А рязанка шла впереди нас рядом с толстомордым парнем; он раскис и бормотал что-то невнятное, а она, высоко подняв голову, чётко говорила тоном матери:

– Ты – молоденький, тебе не надо с разбойниками якшаться…

Медленно бил колокол, и встречу нам со дворов выползали чисто одетые старики и старухи, пустынная улица оживала, коренастые хаты смотрели приветливее.

Звонкий девичий голос кричал:

– Ма-ам? Мамка! Ключ от зелёного сундука – где? Ленты взять…

Мычали волы, отвечая зову колокола глухим эхом.

Ветер стих; над станицей замедленно двигались красные облака, и вершины гор тоже рдяно раскраснелись. Казалось – они тают и текут золотисто-огненными потоками на степь, где, точно из камня высеченный, стоит на одной ноге аист и слушает тихий шорох уставших за день трав.

На дворе войсковой хаты у нас отобрали паспорта, двое оказались беспаспортными, их отвели в угол двора и спрятали там в тёмный хлевушок. Всё делалось тихо и спокойно, как обычное, надоевшее. Конёв уныло посматривал в темнеющее небо и ворчал:

– Удивительно даже…

– Что?

– Пачпорта, например. Хорошего, смирного человека можно бы и без пачпорта по земле пускать… Ежели я – безвредный…
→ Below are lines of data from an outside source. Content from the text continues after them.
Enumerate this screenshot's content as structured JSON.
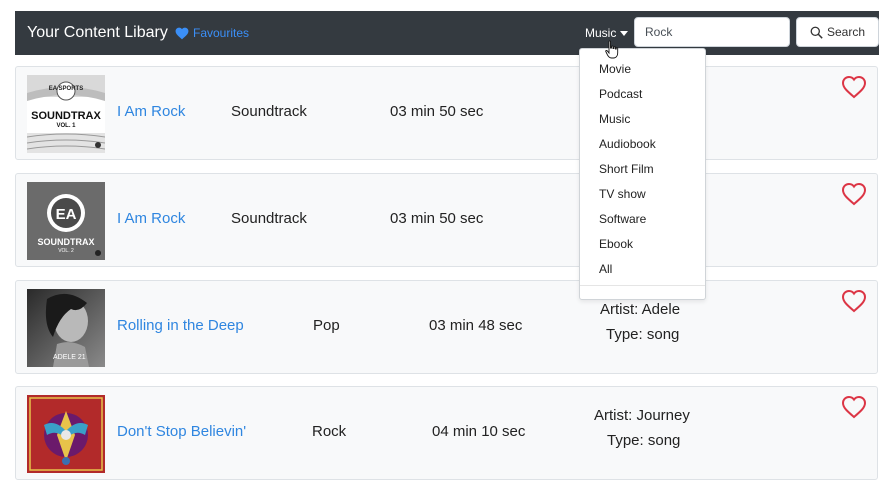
{
  "navbar": {
    "brand": "Your Content Libary",
    "favourites": "Favourites",
    "category_label": "Music",
    "search_value": "Rock",
    "search_button": "Search"
  },
  "dropdown": {
    "items": [
      "Movie",
      "Podcast",
      "Music",
      "Audiobook",
      "Short Film",
      "TV show",
      "Software",
      "Ebook",
      "All"
    ]
  },
  "cards": [
    {
      "title": "I Am Rock",
      "genre": "Soundtrack",
      "duration": "03 min 50 sec",
      "artist": "",
      "type": ""
    },
    {
      "title": "I Am Rock",
      "genre": "Soundtrack",
      "duration": "03 min 50 sec",
      "artist": "",
      "type": ""
    },
    {
      "title": "Rolling in the Deep",
      "genre": "Pop",
      "duration": "03 min 48 sec",
      "artist": "Artist: Adele",
      "type": "Type: song"
    },
    {
      "title": "Don't Stop Believin'",
      "genre": "Rock",
      "duration": "04 min 10 sec",
      "artist": "Artist: Journey",
      "type": "Type: song"
    }
  ],
  "art_text": {
    "c1_brand": "EA SPORTS",
    "c1_title": "SOUNDTRAX",
    "c1_vol": "VOL. 1",
    "c2_brand": "EA",
    "c2_title": "SOUNDTRAX",
    "c2_vol": "VOL. 2",
    "c3_caption": "ADELE 21"
  },
  "colors": {
    "navbar": "#343a40",
    "link": "#2f86e0",
    "heart": "#dc3545",
    "card_bg": "#f8f9fa"
  }
}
– Ты – вредный, – сердито и уверенно сказала рязанка.

– Почему так?

– Я знаю почему…

Конёв усмехнулся и замолчал, закрыв глаза.

Почти до конца всенощной мы валялись по двору, как бараны на бойне, потом меня, Конёва, обеих женщин и моршанского парня отвели на окраину станицы в пустую хату, с проломленной стеною, с выбитыми стёклами в окнах.

– На улицу не выходить – заарестуем, – сказал казак, провожавший нас.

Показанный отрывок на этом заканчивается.